Children’s hospitals review finds financial, bullying issues
An independent governance review of Sydney's two children's hospitals has unearthed a litany of issues including a lack of funding and alleged unchecked "bullying" behaviour.
The review, led by the former head of Melbourne's Royal Children's Hospital professor Kathy Alexander, also said a clearer statewide strategy for paediatric care was needed, especially for "rare or high risk interventions".
It comes amid a bitter east-west feud between the Sydney Children's Hospital Randwick and The Children's Hospital at Westmead over a lack of cardiac services.
Randwick doctors have warned "children will die" if cardiac resources are prioritised to its sister facility.
They voted to leave the Sydney Children's Hospital Network (SCHN) - which runs the two facilities - in May however the review has recommended the hospitals should continue to work together.
It noted the need for a "networked approach to the delivery of paediatric care … is even more relevant in 2019 than it was in 2010", particularly at the "extreme subspecialty end of the spectrum" for skill development.
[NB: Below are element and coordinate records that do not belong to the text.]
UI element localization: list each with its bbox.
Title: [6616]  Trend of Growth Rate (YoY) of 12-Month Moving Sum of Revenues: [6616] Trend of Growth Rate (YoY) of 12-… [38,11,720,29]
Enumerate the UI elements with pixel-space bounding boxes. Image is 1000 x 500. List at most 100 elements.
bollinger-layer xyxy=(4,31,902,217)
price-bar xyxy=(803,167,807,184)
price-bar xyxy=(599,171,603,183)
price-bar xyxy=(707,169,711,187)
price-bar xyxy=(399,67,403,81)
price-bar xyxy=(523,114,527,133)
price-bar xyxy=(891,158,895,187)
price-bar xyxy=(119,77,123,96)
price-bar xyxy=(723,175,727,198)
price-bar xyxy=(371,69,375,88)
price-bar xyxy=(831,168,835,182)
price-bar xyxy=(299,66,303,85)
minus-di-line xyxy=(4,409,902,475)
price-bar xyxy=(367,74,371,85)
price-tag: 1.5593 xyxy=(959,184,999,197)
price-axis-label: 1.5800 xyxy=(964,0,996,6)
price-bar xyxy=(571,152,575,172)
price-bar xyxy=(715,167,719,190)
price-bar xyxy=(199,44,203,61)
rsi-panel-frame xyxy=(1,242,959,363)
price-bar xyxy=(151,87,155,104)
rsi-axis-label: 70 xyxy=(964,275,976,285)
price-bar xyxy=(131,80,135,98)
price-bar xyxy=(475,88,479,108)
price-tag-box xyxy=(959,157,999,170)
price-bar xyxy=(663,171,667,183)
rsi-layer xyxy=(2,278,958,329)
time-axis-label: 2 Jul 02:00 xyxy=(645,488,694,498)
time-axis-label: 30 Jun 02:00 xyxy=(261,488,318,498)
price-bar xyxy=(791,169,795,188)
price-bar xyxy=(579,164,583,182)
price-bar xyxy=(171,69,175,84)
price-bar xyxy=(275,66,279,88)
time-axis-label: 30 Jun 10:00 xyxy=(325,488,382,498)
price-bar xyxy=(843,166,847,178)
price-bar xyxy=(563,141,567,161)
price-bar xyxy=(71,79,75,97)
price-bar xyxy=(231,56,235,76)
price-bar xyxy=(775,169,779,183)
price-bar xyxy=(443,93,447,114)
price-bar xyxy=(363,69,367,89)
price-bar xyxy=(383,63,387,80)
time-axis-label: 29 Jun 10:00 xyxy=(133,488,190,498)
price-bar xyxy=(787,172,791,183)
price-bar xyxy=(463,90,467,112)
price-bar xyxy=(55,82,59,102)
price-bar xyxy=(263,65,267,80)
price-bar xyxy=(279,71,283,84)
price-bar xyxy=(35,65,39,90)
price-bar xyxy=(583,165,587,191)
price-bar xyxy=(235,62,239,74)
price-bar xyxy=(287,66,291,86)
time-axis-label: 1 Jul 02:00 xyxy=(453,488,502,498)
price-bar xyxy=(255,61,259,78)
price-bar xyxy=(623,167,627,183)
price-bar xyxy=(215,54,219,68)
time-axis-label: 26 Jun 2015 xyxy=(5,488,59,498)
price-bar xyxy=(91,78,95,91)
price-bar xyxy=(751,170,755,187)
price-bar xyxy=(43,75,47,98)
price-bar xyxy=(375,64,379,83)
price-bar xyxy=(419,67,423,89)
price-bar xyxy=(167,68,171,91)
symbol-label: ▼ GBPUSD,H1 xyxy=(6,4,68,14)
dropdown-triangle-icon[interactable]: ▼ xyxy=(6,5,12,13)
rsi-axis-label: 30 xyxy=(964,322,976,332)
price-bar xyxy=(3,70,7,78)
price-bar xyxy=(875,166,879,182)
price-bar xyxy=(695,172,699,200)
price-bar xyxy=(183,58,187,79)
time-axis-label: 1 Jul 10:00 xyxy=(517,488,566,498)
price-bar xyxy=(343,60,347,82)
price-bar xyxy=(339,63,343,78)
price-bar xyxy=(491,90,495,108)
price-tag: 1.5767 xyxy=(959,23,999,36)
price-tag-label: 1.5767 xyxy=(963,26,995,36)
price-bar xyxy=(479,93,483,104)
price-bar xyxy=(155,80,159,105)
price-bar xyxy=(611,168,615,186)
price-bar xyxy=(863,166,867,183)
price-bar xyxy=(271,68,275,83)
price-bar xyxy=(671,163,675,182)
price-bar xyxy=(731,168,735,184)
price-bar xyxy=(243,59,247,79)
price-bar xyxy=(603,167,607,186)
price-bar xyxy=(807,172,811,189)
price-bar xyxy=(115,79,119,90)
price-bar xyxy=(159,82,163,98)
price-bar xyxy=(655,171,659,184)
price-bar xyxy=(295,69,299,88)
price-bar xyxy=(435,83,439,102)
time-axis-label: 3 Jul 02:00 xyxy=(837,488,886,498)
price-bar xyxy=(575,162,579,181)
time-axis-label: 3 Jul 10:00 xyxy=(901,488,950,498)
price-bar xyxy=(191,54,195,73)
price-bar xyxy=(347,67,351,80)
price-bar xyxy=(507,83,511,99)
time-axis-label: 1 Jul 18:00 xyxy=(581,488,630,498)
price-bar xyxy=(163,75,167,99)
The review also found that "financial issues appear to be contributing to and compounding" the current problems at the SCHN".
"Children's Hospitals Australasia benchmarking data shows significant differences between the Australian States in the level of funding for paediatric care, with SCHN being 14% lower in cost than its nearest counterpart interstate," it noted.
"It will be important to investigate the adequacy of the NSW funding model to adequately address the particular costs of care required for children."
Alarmingly, a "number of submissions" made to the independent review panel flagged concerns around "unchecked intimidating or 'bullying' behaviour of quite senior medical, nursing and administration managers".
"There is a view that this kind of behaviour is not addressed," it added.
Further, it highlighted there were "different cultures in each hospital and the differences are now compounded by a lack of trust between the hospitals".
The review also criticised the board's oversight of cardiac surgery problems, which was identified as an "emerging risk" in 2017 before being upgraded to a "strategic risk".
It said that despite both the "clinical and reputational risk" regarding the issue, a mitigation strategy was delegated to the CEO "with apparently limited oversight by the board" until the issue was raised in the media.
The review did not focus on cardiac services which it said were being "determined through a separate process".
A SCHN doctor who asked not to be named said: "The elephant in the room is cardiac - that's always been our core concern and it's barely been touched."
NSW Health will also hold a roundtable discussion with senior doctors, nurses and allied health staff involved in paediatric services from across the state later on July 27 in a bid to find a solution.